Being present “for years” seems like a headlong rush as well as a cause of failure in the long term. Indeed, the accumulated weight of military losses, the cost of the operation (direct and indirect), all the more difficult to assume as the economic and budgetary crisis makes its effects felt, and the absence of justification specific to causing the public support is strengthening. Despite all NATO communication efforts. And if “blunders” like those in Kunduz multiply, our democracies will not endure this war for very long. They can end up leading to a rupture between opinions and their governments. Which would be the worst...

The current strategy is a dead end

In the coming months will be the test of truth. Everyone recognizes it. But the current strategy, even reviewed and corrected by General McCrystal, does not seem to offer a better future within reach. Recognizing that for eight years, this war has been badly started, badly deployed, and that many mistakes have been made, is not enough. Regaining the confidence of the Afghan population just with a few less bombardments and two or three more civil-military actions seems difficult.

scheduled withdrawal

The solution – contrary to what some US soldiers advocate – is it not then not to increase the troops but to reduce them. And announce it. With a proven withdrawal schedule, province by province.

1) Tactically, the enemy will be offered fewer holds, fewer possibilities of action. And we will have more troops available for the main purpose that should guide them: to train and assist the Afghan army. The operation will cost less in human lives and financially, therefore will be sustainable.

2) Having a timetable for withdrawal means that there is a necessary assumption by the Afghans of their destiny after the deadline. Afghanizing the conflict is not just about training a few thousand more police and soldiers, it also means giving back to the Afghans tactical mastery and the keys to their country. At their own risk!

3) It also removes an argument for rebellion. The withdrawal of “foreign troops” no longer becomes the justification for “their” war. Incidentally, this forces “the enemy” to control more territories, therefore being able to be the victim of reactions and counter-attacks, from the Afghans themselves.

4) The exit strategy is all the more necessary since by 2010-12, several large contingents should leave Afghanistan: Canada and the Netherlands in particular (1), even Germany (if the Bundestag refuses to vote for the extension of the mission, the call from the CSU conservatives for a withdrawal timetable is not a sign to be ignored). Better an organized, planned withdrawal than a scattered withdrawal, which would resemble a stampede...

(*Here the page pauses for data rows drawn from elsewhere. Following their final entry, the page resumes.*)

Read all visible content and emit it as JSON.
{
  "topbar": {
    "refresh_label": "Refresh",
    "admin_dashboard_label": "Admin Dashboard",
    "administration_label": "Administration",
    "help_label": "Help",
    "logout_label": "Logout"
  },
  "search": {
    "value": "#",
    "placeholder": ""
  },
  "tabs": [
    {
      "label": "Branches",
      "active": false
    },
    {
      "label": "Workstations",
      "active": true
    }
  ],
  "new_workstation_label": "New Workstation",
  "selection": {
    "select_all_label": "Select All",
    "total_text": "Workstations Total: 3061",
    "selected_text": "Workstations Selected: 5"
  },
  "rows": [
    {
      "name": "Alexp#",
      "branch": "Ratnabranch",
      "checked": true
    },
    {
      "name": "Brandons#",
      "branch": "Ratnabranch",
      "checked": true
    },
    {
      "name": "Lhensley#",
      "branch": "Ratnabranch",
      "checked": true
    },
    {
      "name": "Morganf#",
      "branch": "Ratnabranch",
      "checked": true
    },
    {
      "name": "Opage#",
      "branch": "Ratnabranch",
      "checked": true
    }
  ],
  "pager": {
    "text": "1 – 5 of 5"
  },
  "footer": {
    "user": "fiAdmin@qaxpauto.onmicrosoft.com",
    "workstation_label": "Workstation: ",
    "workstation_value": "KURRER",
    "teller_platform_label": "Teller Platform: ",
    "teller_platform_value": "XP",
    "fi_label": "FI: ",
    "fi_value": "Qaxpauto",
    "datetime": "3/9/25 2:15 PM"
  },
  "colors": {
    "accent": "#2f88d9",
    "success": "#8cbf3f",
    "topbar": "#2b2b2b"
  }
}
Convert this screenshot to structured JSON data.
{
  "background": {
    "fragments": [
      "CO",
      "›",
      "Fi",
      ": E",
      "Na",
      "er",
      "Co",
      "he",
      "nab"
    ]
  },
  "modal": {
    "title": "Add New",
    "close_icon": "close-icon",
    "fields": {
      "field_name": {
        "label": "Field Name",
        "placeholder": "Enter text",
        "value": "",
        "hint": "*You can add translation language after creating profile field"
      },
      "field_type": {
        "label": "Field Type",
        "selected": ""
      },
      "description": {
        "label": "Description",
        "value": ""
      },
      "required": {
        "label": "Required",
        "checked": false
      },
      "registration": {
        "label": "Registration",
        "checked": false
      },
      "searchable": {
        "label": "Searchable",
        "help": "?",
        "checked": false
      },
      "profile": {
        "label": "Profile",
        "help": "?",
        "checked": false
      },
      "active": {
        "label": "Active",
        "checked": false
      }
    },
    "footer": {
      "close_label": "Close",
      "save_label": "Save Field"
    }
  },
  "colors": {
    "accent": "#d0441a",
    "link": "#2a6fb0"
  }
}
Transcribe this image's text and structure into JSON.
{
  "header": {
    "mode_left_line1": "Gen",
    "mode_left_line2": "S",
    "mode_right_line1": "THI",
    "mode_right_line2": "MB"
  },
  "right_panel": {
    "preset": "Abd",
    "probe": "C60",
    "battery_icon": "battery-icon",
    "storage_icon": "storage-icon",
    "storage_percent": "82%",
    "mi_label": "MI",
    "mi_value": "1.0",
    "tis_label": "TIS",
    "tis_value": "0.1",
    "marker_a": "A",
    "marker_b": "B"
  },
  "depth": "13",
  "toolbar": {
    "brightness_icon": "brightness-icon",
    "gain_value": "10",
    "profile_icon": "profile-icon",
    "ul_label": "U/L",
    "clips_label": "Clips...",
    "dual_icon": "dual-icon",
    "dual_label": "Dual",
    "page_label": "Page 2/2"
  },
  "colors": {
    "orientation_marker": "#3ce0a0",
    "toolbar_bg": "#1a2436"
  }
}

This is not a good solution – I am aware of that –, the least worst solution…

(Nicolas Gros-Verheyde)

Nicolas Gros Verheyde

Chief editor of the B2 site. Graduated in European law from the University of Paris I Pantheon Sorbonne and listener to the 65th session of the IHEDN (Institut des Hautes Etudes de la Défense Nationale. Journalist since 1989, founded B2 - Bruxelles2 in 2008. EU/NATO correspondent in Brussels for Sud-Ouest (previously West-France and France-Soir).